This coursework will count for 10% of the total marks for the course, and half of the total assessed coursework marks for the course. Learning outcome assessed
Be able to perform open-ended exploratory analysis of data, and master the analytical presentation and critical evaluation of the results of statistical analyses.
Be able to demonstrate practical experience of using standard graph visualisation methods and evaluation of results.
Be able to critically assess and evaluate a visualisation.
Part 1. Diamonds dataset
In assignment 1, you have investigated the diamonds dataset. How could you find out using appropriate visualisations, from the diamonds dataset, whether diamonds that weigh slightly more than one carat are significantly more valuable than diamonds that weigh just less than one carat? Show your visualisations with appropriate explanation to support your answers.
Part 2.
Download the dataset “athlete_events.csv” from the course Moodle page. This is a historical dataset on the modern Olympic Games, including all the Games from Athens 1896 to Rio 2016. Each row is an athlete-event. The ID column can be used to uniquely identify athletes, since some athletes have the same name. NOC stands for National Olympic Committee.
On the basis of data from the Olympic Games, you need to create an informative graph include the following elements:
Visualise the relationship between height and weight for both men and women.
You can make use of the full dataset or you can make a selection (e.g., focussing on only one year/country/sport).
Explain in no more than 250 words (half a side of A4) what the graph is showing, and whatunique in sights it delivers.

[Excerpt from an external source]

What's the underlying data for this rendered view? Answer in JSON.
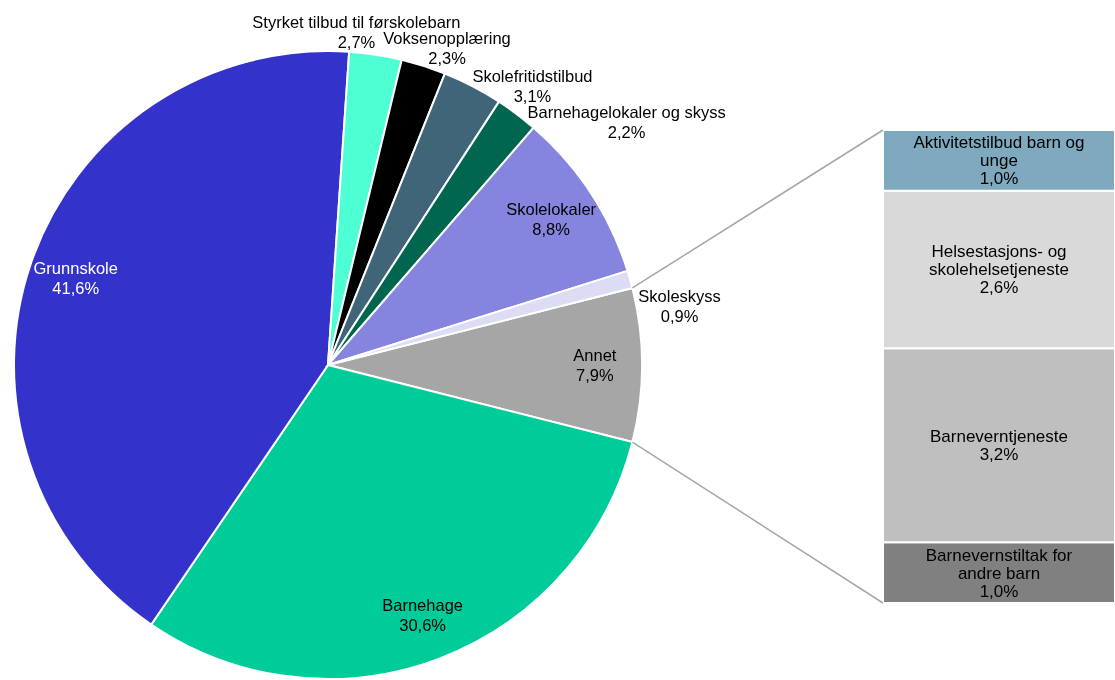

Also reflect on what it fails to show or what you would have liked to include in the graph but was not able to.
Create appropriate axis-labels and titles. Appropriate breaks/limits/labels are encouraged.
Part 3
This is a conceptual question. Roughly one page of A4 please, definitely not more than 2 pages, but write as carefully and precisely as you can. (This is to give you practice in answering examstyle questions.) The aim of the question is to get you thinking about the difficulties of analysing observational data (the database described below is observational), and also some of the difficulties of carrying out experiments in practice.
There are ten coffee shops, each with its own manager. You – as the central owner – set a ‘menu’ of 30 different items that managers can sell: on each day, each manager chooses which ingredients to order and which items the staff in that shop will make. At any time, some of the staff in the shop are selling to customers, others are working the coffee machines, and others are making the food or clearing up.

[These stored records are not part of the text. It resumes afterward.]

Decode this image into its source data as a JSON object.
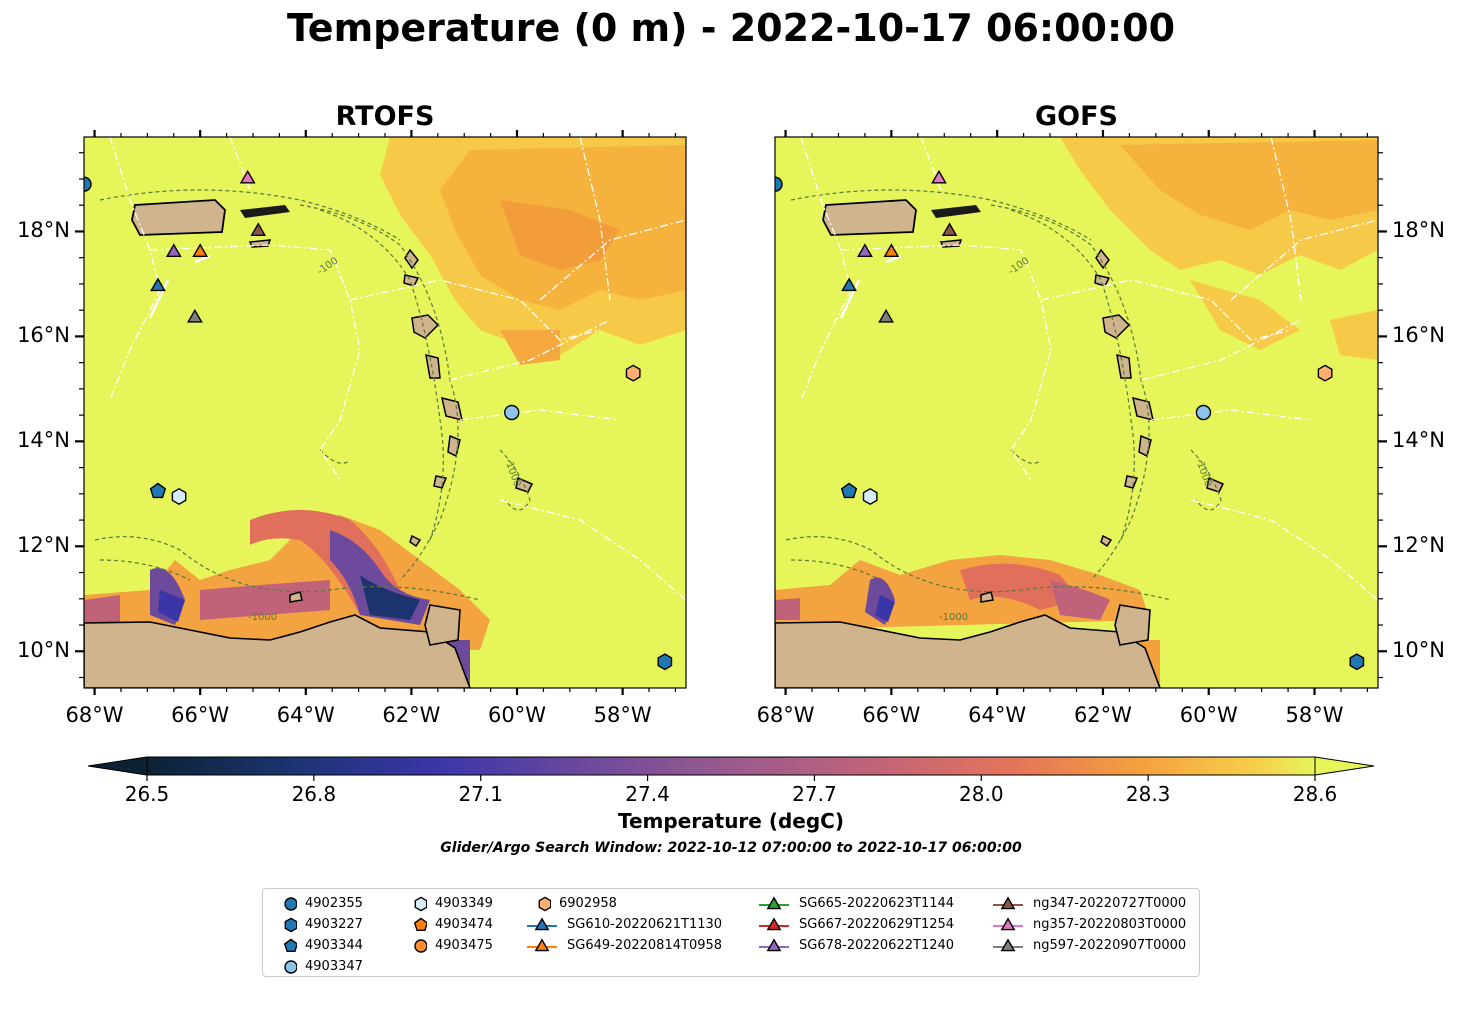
{
  "title": "Temperature (0 m) - 2022-10-17 06:00:00",
  "panels": [
    {
      "title": "RTOFS"
    },
    {
      "title": "GOFS"
    }
  ],
  "axes": {
    "lon_ticks": [
      {
        "value": -68,
        "label": "68°W"
      },
      {
        "value": -66,
        "label": "66°W"
      },
      {
        "value": -64,
        "label": "64°W"
      },
      {
        "value": -62,
        "label": "62°W"
      },
      {
        "value": -60,
        "label": "60°W"
      },
      {
        "value": -58,
        "label": "58°W"
      }
    ],
    "lat_ticks": [
      {
        "value": 18,
        "label": "18°N"
      },
      {
        "value": 16,
        "label": "16°N"
      },
      {
        "value": 14,
        "label": "14°N"
      },
      {
        "value": 12,
        "label": "12°N"
      },
      {
        "value": 10,
        "label": "10°N"
      }
    ],
    "lon_range": [
      -68.2,
      -56.8
    ],
    "lat_range": [
      9.3,
      19.8
    ]
  },
  "colorbar": {
    "label": "Temperature (degC)",
    "ticks": [
      "26.5",
      "26.8",
      "27.1",
      "27.4",
      "27.7",
      "28.0",
      "28.3",
      "28.6"
    ],
    "range": [
      26.5,
      28.6
    ],
    "extend": "both",
    "colormap": "thermal"
  },
  "subtitle": "Glider/Argo Search Window: 2022-10-12 07:00:00 to 2022-10-17 06:00:00",
  "bathymetry_labels": [
    "-100",
    "-1000"
  ],
  "legend": {
    "columns": [
      [
        {
          "label": "4902355",
          "marker": "circle",
          "color": "#1f77b4"
        },
        {
          "label": "4903227",
          "marker": "hexagon",
          "color": "#1f77b4"
        },
        {
          "label": "4903344",
          "marker": "pentagon",
          "color": "#1f77b4"
        },
        {
          "label": "4903347",
          "marker": "circle",
          "color": "#8ec3ea"
        }
      ],
      [
        {
          "label": "4903349",
          "marker": "hexagon",
          "color": "#d6ecfb"
        },
        {
          "label": "4903474",
          "marker": "pentagon",
          "color": "#ff7f0e"
        },
        {
          "label": "4903475",
          "marker": "circle",
          "color": "#ff8c2e"
        }
      ],
      [
        {
          "label": "6902958",
          "marker": "hexagon",
          "color": "#ffb070"
        },
        {
          "label": "SG610-20220621T1130",
          "marker": "triangle",
          "color": "#1f77b4"
        },
        {
          "label": "SG649-20220814T0958",
          "marker": "triangle",
          "color": "#ff7f0e"
        }
      ],
      [
        {
          "label": "SG665-20220623T1144",
          "marker": "triangle",
          "color": "#2ca02c"
        },
        {
          "label": "SG667-20220629T1254",
          "marker": "triangle",
          "color": "#d62728"
        },
        {
          "label": "SG678-20220622T1240",
          "marker": "triangle",
          "color": "#9467bd"
        }
      ],
      [
        {
          "label": "ng347-20220727T0000",
          "marker": "triangle",
          "color": "#8c564b"
        },
        {
          "label": "ng357-20220803T0000",
          "marker": "triangle",
          "color": "#e377c2"
        },
        {
          "label": "ng597-20220907T0000",
          "marker": "triangle",
          "color": "#7f7f7f"
        }
      ]
    ]
  },
  "observations": [
    {
      "id": "4902355",
      "lon": -68.2,
      "lat": 18.9
    },
    {
      "id": "SG610-20220621T1130",
      "lon": -66.8,
      "lat": 16.95
    },
    {
      "id": "SG678-20220622T1240",
      "lon": -66.5,
      "lat": 17.6
    },
    {
      "id": "SG649-20220814T0958",
      "lon": -66.0,
      "lat": 17.6
    },
    {
      "id": "ng347-20220727T0000",
      "lon": -64.9,
      "lat": 18.0
    },
    {
      "id": "ng357-20220803T0000",
      "lon": -65.1,
      "lat": 19.0
    },
    {
      "id": "ng597-20220907T0000",
      "lon": -66.1,
      "lat": 16.35
    },
    {
      "id": "4903344",
      "lon": -66.8,
      "lat": 13.05
    },
    {
      "id": "4903349",
      "lon": -66.4,
      "lat": 12.95
    },
    {
      "id": "4903347",
      "lon": -60.1,
      "lat": 14.55
    },
    {
      "id": "6902958",
      "lon": -57.8,
      "lat": 15.3
    },
    {
      "id": "4903227",
      "lon": -57.2,
      "lat": 9.8
    }
  ],
  "colors": {
    "ocean_warm": "#e6f55a",
    "ocean_orange": "#f5b23c",
    "land": "#cfb48e",
    "contour": "#5a7a3a"
  }
}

Each manager selects which items from the ‘menu’ to sell in his or her shop on any particular day (the staff in the shop make the sandwiches, and they can only make a limited number of different sandwiches on each day).

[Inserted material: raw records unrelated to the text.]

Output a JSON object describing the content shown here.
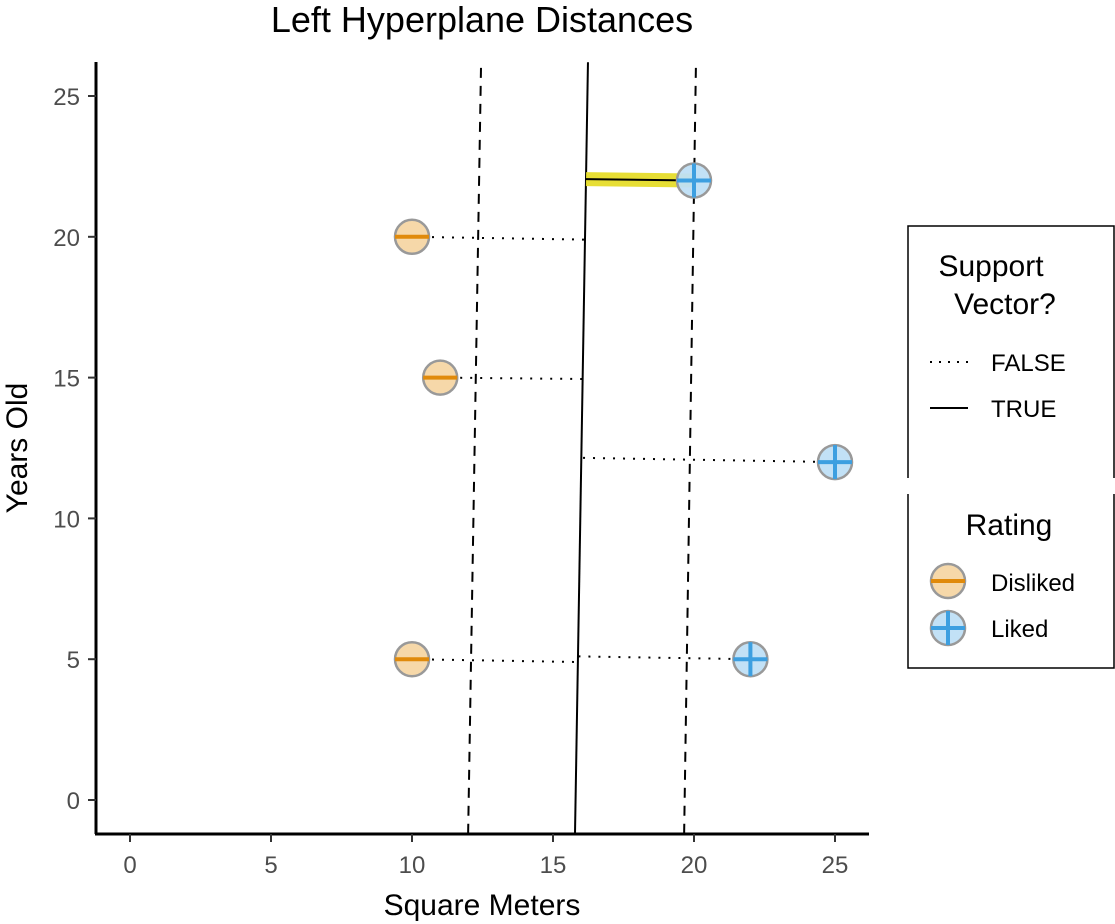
{
  "chart_data": {
    "type": "scatter",
    "title": "Left Hyperplane Distances",
    "xlabel": "Square Meters",
    "ylabel": "Years Old",
    "xlim": [
      -1.2,
      26.2
    ],
    "ylim": [
      -1.2,
      26.2
    ],
    "x_ticks": [
      0,
      5,
      10,
      15,
      20,
      25
    ],
    "y_ticks": [
      0,
      5,
      10,
      15,
      20,
      25
    ],
    "grid": false,
    "points": [
      {
        "x": 10,
        "y": 20,
        "rating": "Disliked"
      },
      {
        "x": 11,
        "y": 15,
        "rating": "Disliked"
      },
      {
        "x": 10,
        "y": 5,
        "rating": "Disliked"
      },
      {
        "x": 20,
        "y": 22,
        "rating": "Liked"
      },
      {
        "x": 25,
        "y": 12,
        "rating": "Liked"
      },
      {
        "x": 22,
        "y": 5,
        "rating": "Liked"
      }
    ],
    "hyperplane": {
      "x1": 15.78,
      "y1": -1.2,
      "x2": 16.24,
      "y2": 26.2
    },
    "margins": [
      {
        "x1": 11.99,
        "y1": -1.2,
        "x2": 12.45,
        "y2": 26.2
      },
      {
        "x1": 19.65,
        "y1": -1.2,
        "x2": 20.07,
        "y2": 26.2
      }
    ],
    "distance_segments": [
      {
        "from": [
          10,
          20
        ],
        "to": [
          16.14,
          19.9
        ],
        "support_vector": false
      },
      {
        "from": [
          11,
          15
        ],
        "to": [
          16.05,
          14.95
        ],
        "support_vector": false
      },
      {
        "from": [
          10,
          5
        ],
        "to": [
          15.89,
          4.9
        ],
        "support_vector": false
      },
      {
        "from": [
          20,
          22
        ],
        "to": [
          16.17,
          22.05
        ],
        "support_vector": true,
        "highlight": true
      },
      {
        "from": [
          25,
          12
        ],
        "to": [
          16.0,
          12.15
        ],
        "support_vector": false
      },
      {
        "from": [
          22,
          5
        ],
        "to": [
          15.89,
          5.1
        ],
        "support_vector": false
      }
    ],
    "legends": [
      {
        "title": "Support\nVector?",
        "title_lines": [
          "Support",
          "Vector?"
        ],
        "entries": [
          {
            "label": "FALSE",
            "style": "dotted"
          },
          {
            "label": "TRUE",
            "style": "solid"
          }
        ]
      },
      {
        "title": "Rating",
        "title_lines": [
          "Rating"
        ],
        "entries": [
          {
            "label": "Disliked",
            "shape": "circle-minus"
          },
          {
            "label": "Liked",
            "shape": "circle-plus"
          }
        ]
      }
    ],
    "legend_position": "right"
  },
  "colors": {
    "disliked_fill": "#f5d6a4",
    "disliked_stroke": "#e08a0b",
    "liked_fill": "#bfdff5",
    "liked_stroke": "#3d9fe0",
    "point_outline": "#999999",
    "highlight": "#e6dc2a"
  }
}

The shops are in different types of location (stations, streets, shopping malls) and each manager selects the items that they think will sell best in their location, and on the particular day.
a) Summarising the total sales by server shows that some servers sell far more than others. Should you get rid of the servers who don’t sell much, or do you need more information? Explain carefully.
b) You suspect that some servers persuade customers to buy extra items, and so generate you more profits. Describe how you might investigate this from the data.
c) You believe that some managers are better than others, as some of the shops are much more profitable than others, and some managers change their menus more often than others. Should you sack your less profitable managers, or do you need more information? Explain carefully.
d) Could you devise an experiment to assess which managers are more competent? Describe how you might do this. Do you think the experiment is feasible?
e) Some types of sandwich have higher sales than others. Do you think it is reasonable to eliminate the sandwiches that sell least in total? Can you devise an experiment to find out whether different sandwiches sell at different rates? Would the results of this experiment directly tell you whether to stop selling some types of sandwich? (Hint: this requires careful thought!)
Part 4
Find an example of a visualisation on the web which is intended to persuade you of something, or which is intended to be part of an argument. (That is, don’t choose visualisations that are really works of art with no particular purpose.)
As before, please include the following in your submission:
An image of the visualisation;
A link to where you found the visualisation;
A short (less than half a side of A4) discussion of what the visualisation is intended to persuade people of, whether you think it succeeds, and why.
Marks will be given for:
Choice of substantial or unusual visualisation and correct description of the visualisation.